Onunla Tanışın: Dilara Özden
Çoooook uzun bir aradan sonra "Onunla Tanışın" serimiz kaldığı yerden devam ediyor. 1 yıllık aranın ardından konuğumuz: Dilara Özden namı diğer AlternateCyborg.

S.S.: Merhaba Dilara, nasılsın? Sıhhatler, keyifler yerinde mi? 


D.O.: Merhabalar. İyiyim teşekkür ederim. Her şeyin sürekli değişiyor olmasina alışmaya çalışıyorum.

S.S.: Kendinden bahseder misin bize; kimdir Dilara Özden? Kaç yaşındadır? Eğitimini nerede tamamlamıştır? Cyberpunk sevdası nereden gelmektedir?

D.O.: Dilara 27 yaşında bir grafik tasarımcı/illüstratördür. Eğitimini MSGSU Grafik Tasarım Bölümü'nde tamamlamıştır. 

Cyberpunk’in kaotik görsel dünyası beni küçüklüğümden beri hep içine çekmişti. O zamanlar içinde barındırdığı felsefeyi ve alt kültürleri pek anlamıyordum. Sadece görsel olarak bu dünyadan keyif alıyordum ve ben de aynı şekilde görselleştirmeye başladım. Zaman geçtikçe bu dünyanın içerisinde daha zengin düşünceler barındırdığını ögrendim ve bu bana görsel dünyamı yaratmak için daha fazla ipucu verdi.

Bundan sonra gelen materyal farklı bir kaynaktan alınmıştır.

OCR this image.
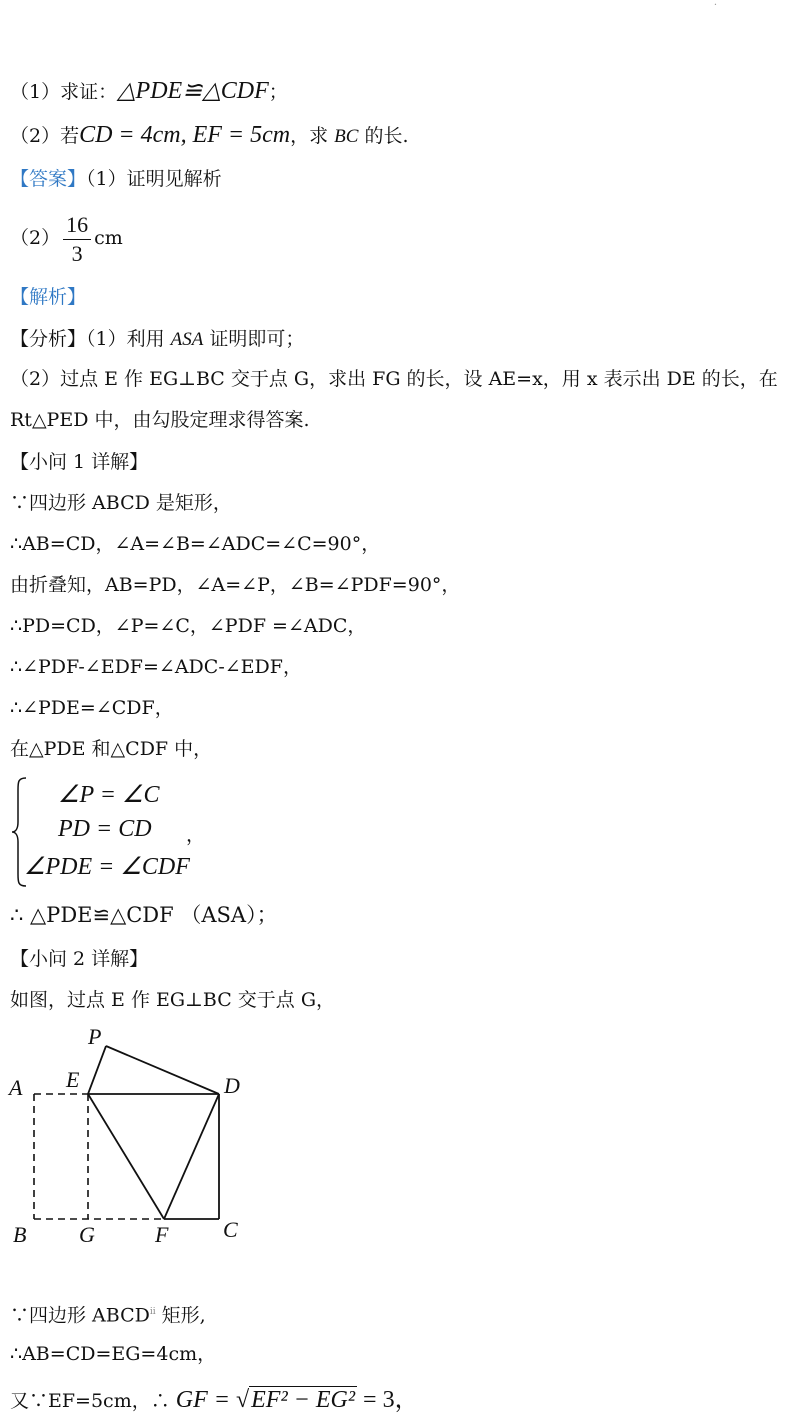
·
（1）求证：△PDE≌△CDF；
（2）若CD = 4cm, EF = 5cm，求 BC 的长.
【答案】（1）证明见解析
$(2) \frac{16}{3}$ cm
【解析】
【分析】（1）利用 ASA 证明即可；
（2）过点 E 作 EG⊥BC 交于点 G，求出 FG 的长，设 AE=x，用 x 表示出 DE 的长，在
Rt△PED 中，由勾股定理求得答案.
【小问 1 详解】
∵四边形 ABCD 是矩形，
∴AB=CD，∠A=∠B=∠ADC=∠C=90°，
由折叠知，AB=PD，∠A=∠P，∠B=∠PDF=90°，
∴PD=CD，∠P=∠C，∠PDF =∠ADC，
∴∠PDF-∠EDF=∠ADC-∠EDF，
∴∠PDE=∠CDF，
在△PDE 和△CDF 中，
∠P = ∠C
PD = CD
∠PDE = ∠CDF
，
∴ △PDE≌△CDF （ASA）；
【小问 2 详解】
如图，过点 E 作 EG⊥BC 交于点 G，
P
A E	D
B G	F C
∵四边形 $ABCD^ⅱ$ 矩形,
∴AB=CD=EG=4cm，
又∵EF=5cm，∴ GF = √EF² − EG² = 3，
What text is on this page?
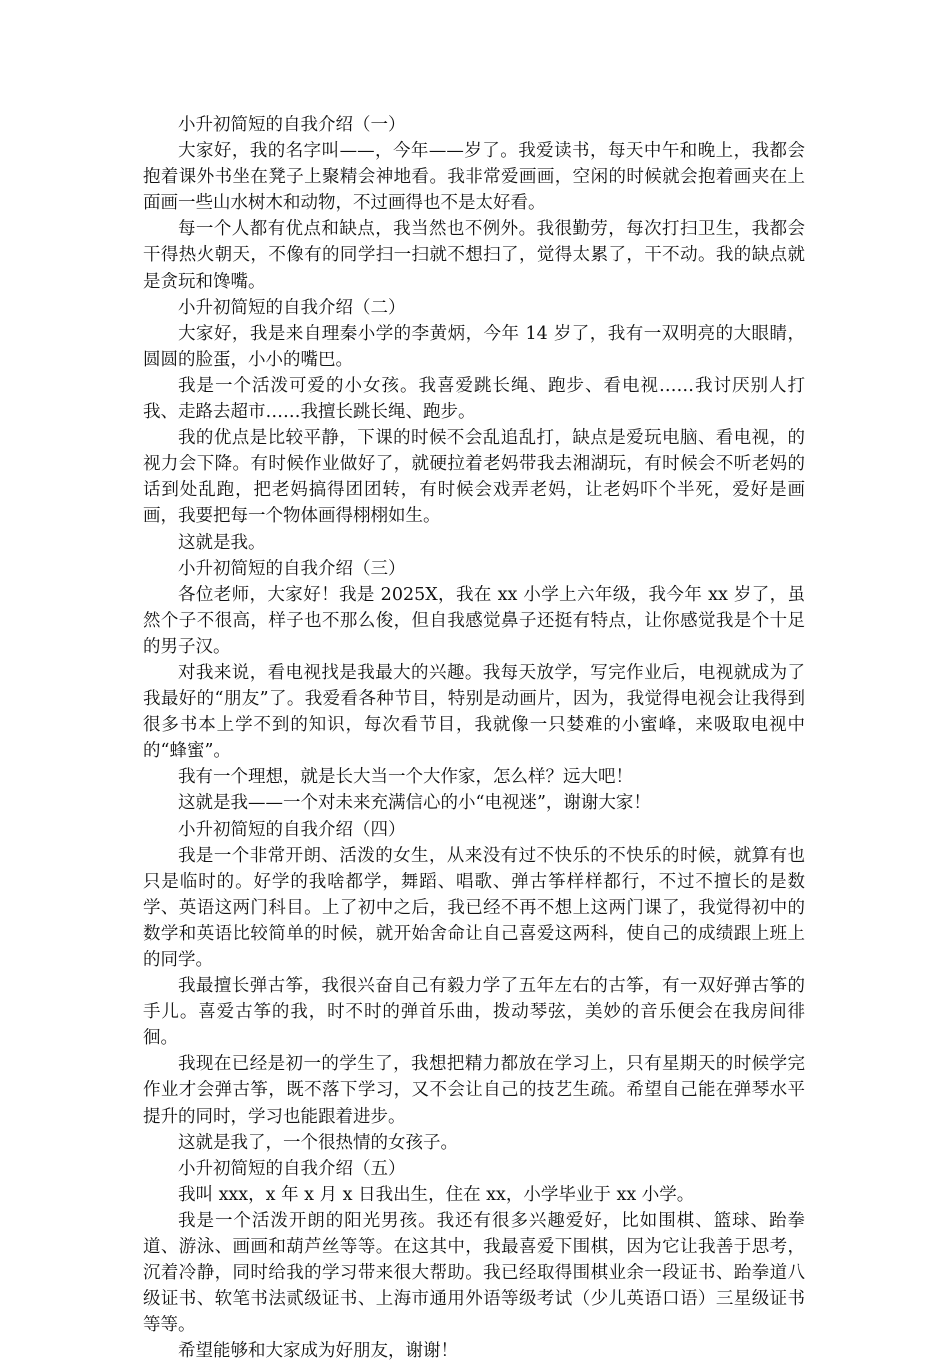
小升初简短的自我介绍（一）

大家好，我的名字叫——，今年——岁了。我爱读书，每天中午和晚上，我都会抱着课外书坐在凳子上聚精会神地看。我非常爱画画，空闲的时候就会抱着画夹在上面画一些山水树木和动物，不过画得也不是太好看。

每一个人都有优点和缺点，我当然也不例外。我很勤劳，每次打扫卫生，我都会干得热火朝天，不像有的同学扫一扫就不想扫了，觉得太累了，干不动。我的缺点就是贪玩和馋嘴。

小升初简短的自我介绍（二）

大家好，我是来自理秦小学的李黄炳，今年 14 岁了，我有一双明亮的大眼睛，圆圆的脸蛋，小小的嘴巴。

我是一个活泼可爱的小女孩。我喜爱跳长绳、跑步、看电视……我讨厌别人打我、走路去超市……我擅长跳长绳、跑步。

我的优点是比较平静，下课的时候不会乱追乱打，缺点是爱玩电脑、看电视，的视力会下降。有时候作业做好了，就硬拉着老妈带我去湘湖玩，有时候会不听老妈的话到处乱跑，把老妈搞得团团转，有时候会戏弄老妈，让老妈吓个半死，爱好是画画，我要把每一个物体画得栩栩如生。

这就是我。

小升初简短的自我介绍（三）

各位老师，大家好！我是 2025X，我在 xx 小学上六年级，我今年 xx 岁了，虽然个子不很高，样子也不那么俊，但自我感觉鼻子还挺有特点，让你感觉我是个十足的男子汉。

对我来说，看电视找是我最大的兴趣。我每天放学，写完作业后，电视就成为了我最好的“朋友”了。我爱看各种节目，特别是动画片，因为，我觉得电视会让我得到很多书本上学不到的知识，每次看节目，我就像一只婪难的小蜜峰，来吸取电视中的“蜂蜜”。

我有一个理想，就是长大当一个大作家，怎么样？远大吧！

这就是我——一个对未来充满信心的小“电视迷”，谢谢大家！

小升初简短的自我介绍（四）

我是一个非常开朗、活泼的女生，从来没有过不快乐的不快乐的时候，就算有也只是临时的。好学的我啥都学，舞蹈、唱歌、弹古筝样样都行，不过不擅长的是数学、英语这两门科目。上了初中之后，我已经不再不想上这两门课了，我觉得初中的数学和英语比较简单的时候，就开始舍命让自己喜爱这两科，使自己的成绩跟上班上的同学。

我最擅长弹古筝，我很兴奋自己有毅力学了五年左右的古筝，有一双好弹古筝的手儿。喜爱古筝的我，时不时的弹首乐曲，拨动琴弦，美妙的音乐便会在我房间徘徊。

我现在已经是初一的学生了，我想把精力都放在学习上，只有星期天的时候学完作业才会弹古筝，既不落下学习，又不会让自己的技艺生疏。希望自己能在弹琴水平提升的同时，学习也能跟着进步。

这就是我了，一个很热情的女孩子。

小升初简短的自我介绍（五）

我叫 xxx，x 年 x 月 x 日我出生，住在 xx，小学毕业于 xx 小学。

我是一个活泼开朗的阳光男孩。我还有很多兴趣爱好，比如围棋、篮球、跆拳道、游泳、画画和葫芦丝等等。在这其中，我最喜爱下围棋，因为它让我善于思考，沉着冷静，同时给我的学习带来很大帮助。我已经取得围棋业余一段证书、跆拳道八级证书、软笔书法贰级证书、上海市通用外语等级考试（少儿英语口语）三星级证书等等。

希望能够和大家成为好朋友，谢谢！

S.S.: Karantina günlerini nasıl geçirdin? Sosyalleşmek dışında senin için değişen şeyler oldu mu?

D.O.: Çalışmak dışında pek bir şey yapmadım. Bundan önceki hayatım da bu şekildeydi. Yaptığım işler bana çok keyif veriyor. Çoğu zaman hobim ve işim arasında bir fark göremiyorum. O yüzden kendi dünyamda kendimle ve işimle vakit geçirmek hoşuma gidiyor.

S.S.: Çok şanslı bir azınlıktasın. Çizmeye çok küçük yaşlarda başladın değil mi? İlk çizdiklerini anımsıyor musun? Hatta duruyorlarsa okurlarımızla paylaşmak ister misin?

D.O.: İlk çizimlerimin 'Ay Savaşçısı' oldugunu dün gibi hatırlıyorum. Hatta kendi kendime ufak bir alternatif manga bile yapmıştım. Onları şimdi bulmam mümkün değil tabii. Çok fazla ev değiştirdim. Kaybolup gittiler :)

S.S.: Ah, ne isterdik senin ilk Ay Savaşçını görmeyi, onun yerine çizim challange'ı için yaptığın Ay Savaşçısı'nı paylaşalım da, büyük teselli olsun bize. 

Okurken bir yandan da tasarım ajanslarında çalıştın ama özgünlüğünü ve özgürlüğünü kısıtlanmış gibi hissedip de yeniden kendi tarzını geliştirmek için mi yola çıktın? Neydi motivasyonun? Ve bu yolculuk başladığında neler hissetmiştin? Japonya maceran nasıl ortaya çıkmış? Orada neler yaptın? Bir daha gitme ya da orada kariyer yapma gibi bir planı var mı? 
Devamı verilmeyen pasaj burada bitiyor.